Roman Polanski himself experienced the Holocaust. His parents were sent to two different concentration camps: his father to Mauthausen-Gusen in Austria, where he survived the war, and his mother to Auschwitz where she was murdered.
The film is based on the memoirs of Wladyslaw Szpilman. The director Roman Polanski tried to make the film as faithful of an adaptation as possible, with additional inspiration coming from events that happened to him while he was a boy during the war.
Adrien Brody lost 14 kg (31 lb) for the role of Wladyslaw Szpilman by eating a daily diet of two boiled eggs and green tea for breakfast, a little chicken for lunch, and a small piece of fish or chicken with steamed vegetables for dinner over a six week period. Initially his weight was 73 kg (161 lb).
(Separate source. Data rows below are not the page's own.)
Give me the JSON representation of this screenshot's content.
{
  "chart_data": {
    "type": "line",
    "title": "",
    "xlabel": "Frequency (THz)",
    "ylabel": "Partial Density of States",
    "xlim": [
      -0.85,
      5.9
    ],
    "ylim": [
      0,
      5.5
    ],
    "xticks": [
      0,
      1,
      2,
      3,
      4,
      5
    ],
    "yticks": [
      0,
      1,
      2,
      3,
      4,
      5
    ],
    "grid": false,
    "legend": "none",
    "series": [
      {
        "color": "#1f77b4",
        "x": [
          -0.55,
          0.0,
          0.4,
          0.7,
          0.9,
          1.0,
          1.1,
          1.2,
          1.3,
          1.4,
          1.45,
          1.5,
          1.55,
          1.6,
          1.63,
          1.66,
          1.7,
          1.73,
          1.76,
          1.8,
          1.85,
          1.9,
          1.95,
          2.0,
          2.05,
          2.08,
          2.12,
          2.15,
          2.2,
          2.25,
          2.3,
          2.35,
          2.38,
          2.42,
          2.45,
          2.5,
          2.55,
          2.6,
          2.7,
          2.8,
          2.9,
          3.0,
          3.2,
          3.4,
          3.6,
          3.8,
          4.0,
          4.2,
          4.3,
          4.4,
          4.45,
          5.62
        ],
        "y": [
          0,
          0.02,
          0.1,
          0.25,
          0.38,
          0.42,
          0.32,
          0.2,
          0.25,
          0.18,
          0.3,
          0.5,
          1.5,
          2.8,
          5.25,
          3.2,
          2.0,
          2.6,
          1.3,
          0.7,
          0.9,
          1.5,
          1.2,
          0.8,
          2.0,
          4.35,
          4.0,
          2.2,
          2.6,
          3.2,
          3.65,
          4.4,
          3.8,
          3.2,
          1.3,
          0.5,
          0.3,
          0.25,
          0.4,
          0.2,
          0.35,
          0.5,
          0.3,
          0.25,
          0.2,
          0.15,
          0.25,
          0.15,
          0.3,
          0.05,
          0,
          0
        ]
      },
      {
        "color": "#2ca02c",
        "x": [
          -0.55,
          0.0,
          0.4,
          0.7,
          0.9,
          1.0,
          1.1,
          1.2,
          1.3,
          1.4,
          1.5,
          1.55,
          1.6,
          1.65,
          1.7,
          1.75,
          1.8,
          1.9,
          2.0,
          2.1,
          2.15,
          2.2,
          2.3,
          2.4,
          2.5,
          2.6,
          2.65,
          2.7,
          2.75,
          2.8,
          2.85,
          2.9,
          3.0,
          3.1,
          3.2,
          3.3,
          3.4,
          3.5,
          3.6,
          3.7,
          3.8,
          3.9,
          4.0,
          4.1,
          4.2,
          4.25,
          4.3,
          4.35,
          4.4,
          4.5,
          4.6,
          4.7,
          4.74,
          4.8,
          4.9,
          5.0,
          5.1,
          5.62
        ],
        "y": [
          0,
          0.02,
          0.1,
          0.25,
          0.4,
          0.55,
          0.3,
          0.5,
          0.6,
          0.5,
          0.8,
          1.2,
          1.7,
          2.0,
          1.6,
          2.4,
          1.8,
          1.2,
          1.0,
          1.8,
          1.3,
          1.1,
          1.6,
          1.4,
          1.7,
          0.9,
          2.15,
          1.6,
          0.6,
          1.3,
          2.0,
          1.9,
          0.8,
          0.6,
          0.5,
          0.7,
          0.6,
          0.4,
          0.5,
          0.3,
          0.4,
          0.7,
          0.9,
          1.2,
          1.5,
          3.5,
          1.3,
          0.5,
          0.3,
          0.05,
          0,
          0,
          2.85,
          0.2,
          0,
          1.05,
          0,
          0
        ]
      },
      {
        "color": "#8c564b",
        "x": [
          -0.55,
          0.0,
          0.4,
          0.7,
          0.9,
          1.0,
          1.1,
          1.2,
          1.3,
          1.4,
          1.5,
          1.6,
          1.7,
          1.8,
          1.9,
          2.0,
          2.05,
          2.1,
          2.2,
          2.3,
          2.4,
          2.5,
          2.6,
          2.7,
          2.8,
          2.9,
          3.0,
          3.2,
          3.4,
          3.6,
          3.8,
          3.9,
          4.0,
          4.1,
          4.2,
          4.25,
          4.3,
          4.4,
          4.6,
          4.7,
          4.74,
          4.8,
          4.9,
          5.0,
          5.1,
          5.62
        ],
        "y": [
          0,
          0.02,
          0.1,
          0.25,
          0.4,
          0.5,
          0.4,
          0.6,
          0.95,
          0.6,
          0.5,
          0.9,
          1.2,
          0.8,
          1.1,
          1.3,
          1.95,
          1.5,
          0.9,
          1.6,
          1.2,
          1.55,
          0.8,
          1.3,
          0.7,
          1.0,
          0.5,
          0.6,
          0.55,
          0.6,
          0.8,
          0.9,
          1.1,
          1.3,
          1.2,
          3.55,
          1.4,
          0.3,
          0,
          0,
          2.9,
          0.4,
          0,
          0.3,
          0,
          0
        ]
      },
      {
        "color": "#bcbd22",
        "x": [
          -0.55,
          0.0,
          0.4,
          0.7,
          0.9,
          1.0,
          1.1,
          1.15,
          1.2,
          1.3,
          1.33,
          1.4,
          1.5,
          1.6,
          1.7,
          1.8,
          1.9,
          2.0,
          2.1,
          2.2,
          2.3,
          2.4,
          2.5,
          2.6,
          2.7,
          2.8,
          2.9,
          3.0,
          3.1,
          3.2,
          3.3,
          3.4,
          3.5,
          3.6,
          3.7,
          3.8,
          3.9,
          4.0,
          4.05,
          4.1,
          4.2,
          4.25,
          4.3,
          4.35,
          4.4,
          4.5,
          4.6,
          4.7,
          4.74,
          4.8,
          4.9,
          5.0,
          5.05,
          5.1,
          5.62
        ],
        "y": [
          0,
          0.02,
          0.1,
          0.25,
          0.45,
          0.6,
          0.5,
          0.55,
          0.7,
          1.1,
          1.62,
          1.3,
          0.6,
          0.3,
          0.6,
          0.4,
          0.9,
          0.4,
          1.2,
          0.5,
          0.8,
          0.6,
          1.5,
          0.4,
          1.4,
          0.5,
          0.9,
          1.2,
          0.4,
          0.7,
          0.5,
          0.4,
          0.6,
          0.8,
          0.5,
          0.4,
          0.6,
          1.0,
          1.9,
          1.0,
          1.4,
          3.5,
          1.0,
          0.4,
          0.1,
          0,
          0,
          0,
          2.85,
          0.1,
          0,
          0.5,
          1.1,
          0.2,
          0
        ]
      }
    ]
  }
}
The music played for the German officer in the film was actually an edit of Frédéric Chopin's Ballade No.1 in G Minor, (Op. 23, No. 1). In real life, Wladyslaw Szpilman played Chopin's Nocturne No.1 in C# Minor.
Adrien Brody and Marion Cotillard are the only actors to win both a César and an Oscar for the same performance. Brody won both awards in 2003 for 'The Pianist' and Cotillard won in 2008 for La Vie en Rose (2007). Brody is also the only american actor to win a César.
Director Roman Polanski considers this his best film. At the end of the documentary Roman Polanski: A Film Memoir (2011), interviewer Andrew Braunsberg asks him which of his own films he believes to be absolutely perfect, and wouldn't change a frame if he could. To this, Polanski replies: "If any film cannisters were to be placed on my grave, I'd like them to be The Pianist's".
Adrien Brody and Marcia Gay Harden are the only actors to win an Oscar without being awarded for the same performance in none of its predecessor awards (Critics Choice Awards, Golden Globe, SAG and BAFTA). Harden was not even nominated for those awards for her performance in Pollock (2000).
The trivia items below may give away important plot points.
A nuance for those who don't speak German: In general, the German officers use the informal version of "you" ("du," etc.) when talking to the Jews, which reflects their views (you wouldn't talk to adult strangers that way); however, Hosenfeld (the officer who discovers Wladyslaw Szpilman in hiding) always uses the proper formal form ("Sie," etc.) because of the way he personally feels.